Obra do pintor paulista mostra o momento da Proclamação da República com zero romantismo
Em 1893, o paulista Benedito Calixto pintou um quadro singular. Cenas históricas costumam ser romantizadas quando se eternizam por um artista. Mas não esta: sem qualquer glamour, um grupo de pessoas minúsculas, numa praça empoeirada, celebra um evento misterioso, sem muita empolgação. Não há heróis nem cavalos rampantes. A cena é retratada uma mera quartelada.
Em sua época, a Proclamação da República foi imensamente impopular. Para ter uma ideia, nas últimas eleições do Império, em agosto de 1889, os republicanos só haviam feito dois deputados. E 1893 era um ano particularmente infeliz para o novo regime: Floriano Peixoto enfrentava duas revoltas, a da Armada e a Federalista, governando como um ditador.
Calixto, um autodidata, se tornaria famoso depois por outro tipo de pintura histórica, não de cenas, mas de indivíduos que se firmaram na identidade paulista, como o patriarca José Bonifácio de Andrada e Silva (retratado em 1901) e o bandeirante Domingos Jorge Velho (1902). Ambos de momentos históricos anteriores à República.
O Campo de Santana, local onde ficava o Comando do Exército e também o Senado, a Casa da Moeda, a Prefeitura e a Estação D. Pedro II, era um pântano até o século 18. O nome oficial, que nunca colou, era Campo da Aclamação, pois ali havia sido — ironicamente — aclamado dom Pedro I como imperador.
O movimento começou com o marechal Deodoro convocando as tropas no Comando do Exército — o prédio grande que aparece à direita. Não eram as únicas tropas da cidade, mas não houve choque. Até o fim do dia, o imperador entregaria o governo aos republicanos, sem nenhuma tentativa de resistência.
Desde a Guerra do Paraguai, as Forças Armadas sentiam que estavam perdendo prestígio, com baixos salários e diversas humilhações vindas de civis no governo. Em anos recentes, o afastamento de dois coronéis pelo ministro da Guerra, que era civil, acabou empurrando os militares em direção ao republicanismo.
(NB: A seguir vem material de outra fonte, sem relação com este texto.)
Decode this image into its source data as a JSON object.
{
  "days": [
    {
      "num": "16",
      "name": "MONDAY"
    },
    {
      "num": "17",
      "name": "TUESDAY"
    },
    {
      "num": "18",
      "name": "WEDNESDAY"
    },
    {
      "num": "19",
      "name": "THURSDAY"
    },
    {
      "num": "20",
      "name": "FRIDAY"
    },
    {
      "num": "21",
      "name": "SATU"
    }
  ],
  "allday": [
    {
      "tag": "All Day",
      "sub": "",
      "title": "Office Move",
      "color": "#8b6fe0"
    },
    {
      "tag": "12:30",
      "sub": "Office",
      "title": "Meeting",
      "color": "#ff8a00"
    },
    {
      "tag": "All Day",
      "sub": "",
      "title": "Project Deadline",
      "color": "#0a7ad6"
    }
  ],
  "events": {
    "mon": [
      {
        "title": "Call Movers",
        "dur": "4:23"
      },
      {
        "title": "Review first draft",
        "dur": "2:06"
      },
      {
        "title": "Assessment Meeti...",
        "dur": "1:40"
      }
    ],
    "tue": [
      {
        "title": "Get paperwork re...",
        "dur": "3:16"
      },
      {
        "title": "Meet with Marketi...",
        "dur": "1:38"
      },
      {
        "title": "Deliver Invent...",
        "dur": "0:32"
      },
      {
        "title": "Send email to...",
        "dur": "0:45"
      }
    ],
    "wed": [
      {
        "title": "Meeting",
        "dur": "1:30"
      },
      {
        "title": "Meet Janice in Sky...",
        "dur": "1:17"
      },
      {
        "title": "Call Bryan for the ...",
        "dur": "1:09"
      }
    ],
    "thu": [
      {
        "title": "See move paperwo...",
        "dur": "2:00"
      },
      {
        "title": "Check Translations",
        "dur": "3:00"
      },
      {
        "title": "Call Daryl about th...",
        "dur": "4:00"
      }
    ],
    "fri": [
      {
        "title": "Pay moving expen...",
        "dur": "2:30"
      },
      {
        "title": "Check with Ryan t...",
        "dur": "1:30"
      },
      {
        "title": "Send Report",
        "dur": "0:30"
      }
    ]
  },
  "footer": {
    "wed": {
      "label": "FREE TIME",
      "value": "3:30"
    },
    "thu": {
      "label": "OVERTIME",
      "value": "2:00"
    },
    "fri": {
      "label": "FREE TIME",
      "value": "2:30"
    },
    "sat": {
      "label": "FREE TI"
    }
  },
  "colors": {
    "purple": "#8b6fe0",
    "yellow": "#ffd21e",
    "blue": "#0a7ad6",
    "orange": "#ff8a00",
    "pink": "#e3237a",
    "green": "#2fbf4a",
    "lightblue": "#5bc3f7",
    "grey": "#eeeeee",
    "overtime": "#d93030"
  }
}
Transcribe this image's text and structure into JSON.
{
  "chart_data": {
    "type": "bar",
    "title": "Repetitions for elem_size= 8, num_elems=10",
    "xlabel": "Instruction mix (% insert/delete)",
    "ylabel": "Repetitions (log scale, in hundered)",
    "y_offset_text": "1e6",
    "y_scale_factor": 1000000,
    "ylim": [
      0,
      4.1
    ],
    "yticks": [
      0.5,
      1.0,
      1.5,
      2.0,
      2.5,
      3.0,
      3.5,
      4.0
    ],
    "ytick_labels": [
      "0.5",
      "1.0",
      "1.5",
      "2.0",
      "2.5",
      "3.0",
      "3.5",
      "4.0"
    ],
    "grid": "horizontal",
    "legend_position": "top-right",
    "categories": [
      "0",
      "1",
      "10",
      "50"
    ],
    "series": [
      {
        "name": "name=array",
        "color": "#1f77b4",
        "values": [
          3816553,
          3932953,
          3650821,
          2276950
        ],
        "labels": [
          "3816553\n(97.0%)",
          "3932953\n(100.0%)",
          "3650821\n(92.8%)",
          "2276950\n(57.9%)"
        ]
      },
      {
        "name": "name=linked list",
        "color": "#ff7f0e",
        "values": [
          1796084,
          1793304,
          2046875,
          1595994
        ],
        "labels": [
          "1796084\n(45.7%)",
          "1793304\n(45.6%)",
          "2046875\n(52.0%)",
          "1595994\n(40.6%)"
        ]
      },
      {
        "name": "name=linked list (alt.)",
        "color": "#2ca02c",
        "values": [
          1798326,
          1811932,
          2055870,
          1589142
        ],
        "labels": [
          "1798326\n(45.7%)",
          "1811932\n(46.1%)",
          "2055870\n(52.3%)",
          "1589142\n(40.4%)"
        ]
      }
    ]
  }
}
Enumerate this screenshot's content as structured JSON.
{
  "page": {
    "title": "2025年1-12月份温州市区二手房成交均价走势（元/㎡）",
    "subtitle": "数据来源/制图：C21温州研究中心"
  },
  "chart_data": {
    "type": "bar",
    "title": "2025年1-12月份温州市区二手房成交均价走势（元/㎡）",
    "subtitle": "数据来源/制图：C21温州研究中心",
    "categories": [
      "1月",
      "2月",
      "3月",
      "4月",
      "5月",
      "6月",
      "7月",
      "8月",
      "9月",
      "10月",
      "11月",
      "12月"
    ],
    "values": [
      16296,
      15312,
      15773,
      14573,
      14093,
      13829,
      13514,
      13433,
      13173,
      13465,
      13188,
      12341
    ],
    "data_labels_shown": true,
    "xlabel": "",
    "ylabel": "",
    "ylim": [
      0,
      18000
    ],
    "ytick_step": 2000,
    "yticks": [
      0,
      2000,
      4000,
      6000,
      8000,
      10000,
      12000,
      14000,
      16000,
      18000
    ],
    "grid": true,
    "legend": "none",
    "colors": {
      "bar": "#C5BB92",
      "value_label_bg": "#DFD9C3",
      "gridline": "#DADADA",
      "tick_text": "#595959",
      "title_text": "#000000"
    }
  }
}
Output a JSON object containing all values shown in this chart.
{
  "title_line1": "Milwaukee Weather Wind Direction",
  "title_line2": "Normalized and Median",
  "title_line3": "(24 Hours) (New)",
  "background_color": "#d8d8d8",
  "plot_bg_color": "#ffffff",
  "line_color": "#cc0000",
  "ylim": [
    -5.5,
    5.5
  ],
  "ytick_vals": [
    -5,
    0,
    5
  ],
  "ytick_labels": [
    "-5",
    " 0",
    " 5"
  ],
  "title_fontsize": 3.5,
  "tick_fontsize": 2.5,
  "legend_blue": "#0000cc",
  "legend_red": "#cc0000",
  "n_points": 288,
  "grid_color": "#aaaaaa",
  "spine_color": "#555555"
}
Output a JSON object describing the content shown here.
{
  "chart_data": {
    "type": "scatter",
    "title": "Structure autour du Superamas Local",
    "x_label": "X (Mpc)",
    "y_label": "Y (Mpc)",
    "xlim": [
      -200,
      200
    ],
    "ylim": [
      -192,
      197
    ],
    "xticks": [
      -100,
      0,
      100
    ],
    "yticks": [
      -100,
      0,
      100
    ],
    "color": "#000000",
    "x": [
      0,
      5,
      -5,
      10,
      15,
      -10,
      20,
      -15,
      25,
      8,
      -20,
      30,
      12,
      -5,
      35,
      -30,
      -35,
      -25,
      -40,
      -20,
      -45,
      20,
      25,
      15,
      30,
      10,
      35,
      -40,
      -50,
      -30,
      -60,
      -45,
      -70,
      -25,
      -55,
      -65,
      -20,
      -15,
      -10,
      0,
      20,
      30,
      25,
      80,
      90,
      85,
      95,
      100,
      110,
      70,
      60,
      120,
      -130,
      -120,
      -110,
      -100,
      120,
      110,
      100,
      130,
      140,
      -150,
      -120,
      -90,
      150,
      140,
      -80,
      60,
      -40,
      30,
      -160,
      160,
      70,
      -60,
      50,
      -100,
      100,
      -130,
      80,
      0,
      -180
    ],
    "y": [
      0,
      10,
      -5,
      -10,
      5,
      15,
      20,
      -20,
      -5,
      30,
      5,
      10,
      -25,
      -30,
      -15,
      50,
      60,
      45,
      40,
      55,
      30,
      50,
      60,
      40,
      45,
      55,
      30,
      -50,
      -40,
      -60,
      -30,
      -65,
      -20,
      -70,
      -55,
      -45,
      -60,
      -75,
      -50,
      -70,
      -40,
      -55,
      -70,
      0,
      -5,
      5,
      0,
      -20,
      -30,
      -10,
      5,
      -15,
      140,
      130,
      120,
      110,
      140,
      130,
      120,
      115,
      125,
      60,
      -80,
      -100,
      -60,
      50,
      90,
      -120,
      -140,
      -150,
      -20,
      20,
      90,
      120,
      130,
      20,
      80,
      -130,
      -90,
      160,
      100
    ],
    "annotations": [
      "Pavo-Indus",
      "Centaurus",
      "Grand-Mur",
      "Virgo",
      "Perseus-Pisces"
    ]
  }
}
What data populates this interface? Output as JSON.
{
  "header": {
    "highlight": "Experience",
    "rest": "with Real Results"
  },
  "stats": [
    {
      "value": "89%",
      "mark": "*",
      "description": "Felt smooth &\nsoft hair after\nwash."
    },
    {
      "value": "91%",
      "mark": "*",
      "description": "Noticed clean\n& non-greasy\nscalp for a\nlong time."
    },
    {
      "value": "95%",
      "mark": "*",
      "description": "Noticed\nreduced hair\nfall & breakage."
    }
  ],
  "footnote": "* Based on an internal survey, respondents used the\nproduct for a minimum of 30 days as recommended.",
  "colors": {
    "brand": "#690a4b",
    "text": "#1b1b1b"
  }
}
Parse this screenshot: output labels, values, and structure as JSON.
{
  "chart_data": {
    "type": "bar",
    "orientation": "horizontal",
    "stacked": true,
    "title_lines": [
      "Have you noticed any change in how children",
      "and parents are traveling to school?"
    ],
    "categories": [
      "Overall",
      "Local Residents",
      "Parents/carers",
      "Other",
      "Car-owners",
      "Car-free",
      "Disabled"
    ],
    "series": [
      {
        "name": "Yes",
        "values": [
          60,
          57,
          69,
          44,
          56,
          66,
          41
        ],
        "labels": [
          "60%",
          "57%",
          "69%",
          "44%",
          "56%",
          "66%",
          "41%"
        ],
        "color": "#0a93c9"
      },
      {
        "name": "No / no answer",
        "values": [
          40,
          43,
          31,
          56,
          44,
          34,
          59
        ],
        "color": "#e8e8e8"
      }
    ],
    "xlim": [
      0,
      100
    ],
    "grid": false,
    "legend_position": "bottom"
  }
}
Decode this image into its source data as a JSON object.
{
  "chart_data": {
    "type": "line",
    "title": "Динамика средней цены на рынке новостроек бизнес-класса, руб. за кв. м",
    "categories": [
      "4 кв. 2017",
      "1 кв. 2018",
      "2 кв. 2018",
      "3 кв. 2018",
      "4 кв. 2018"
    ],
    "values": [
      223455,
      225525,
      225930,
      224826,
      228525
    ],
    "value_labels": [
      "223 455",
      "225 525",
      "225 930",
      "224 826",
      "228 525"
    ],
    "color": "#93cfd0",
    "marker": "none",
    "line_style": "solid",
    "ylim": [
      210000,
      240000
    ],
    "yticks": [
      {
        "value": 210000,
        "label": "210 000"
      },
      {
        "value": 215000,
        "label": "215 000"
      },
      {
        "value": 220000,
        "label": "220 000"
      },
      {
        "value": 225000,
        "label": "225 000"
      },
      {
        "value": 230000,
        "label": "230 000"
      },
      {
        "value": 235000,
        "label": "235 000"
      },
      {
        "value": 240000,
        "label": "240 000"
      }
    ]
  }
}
A fumaça indica que os canhões haviam sido disparados. Mas essa foi uma revolução sem tiros: os conspiradores simplesmente ocuparam prédios e deram ordem de prisão a autoridades imperiais. Ou é uma licença poética ou eram disparos de festim, celebrando a proclamação do marechal Deodoro.
Membro do Partido Conservador e amigo pessoal de dom Pedro II, o marechal Deodoro da Fonseca não queria derrubar o governo — ao menos não no começo. Ele foi convencido que havia uma ordem de prisão para ele — invenção do major Frederico Sólon. Então mudou de lado e bravou "Viva a república."
Apenas os militares têm faces reconhecíveis. Civis (se de fato são civis) se limitam a algumas poucas pessoas próximas das casas ao fundo, observando com indiferença. Nas imortais palavras do futuro ministro Aristides Lobo, “O povo assistiu bestializado à proclamação da República”.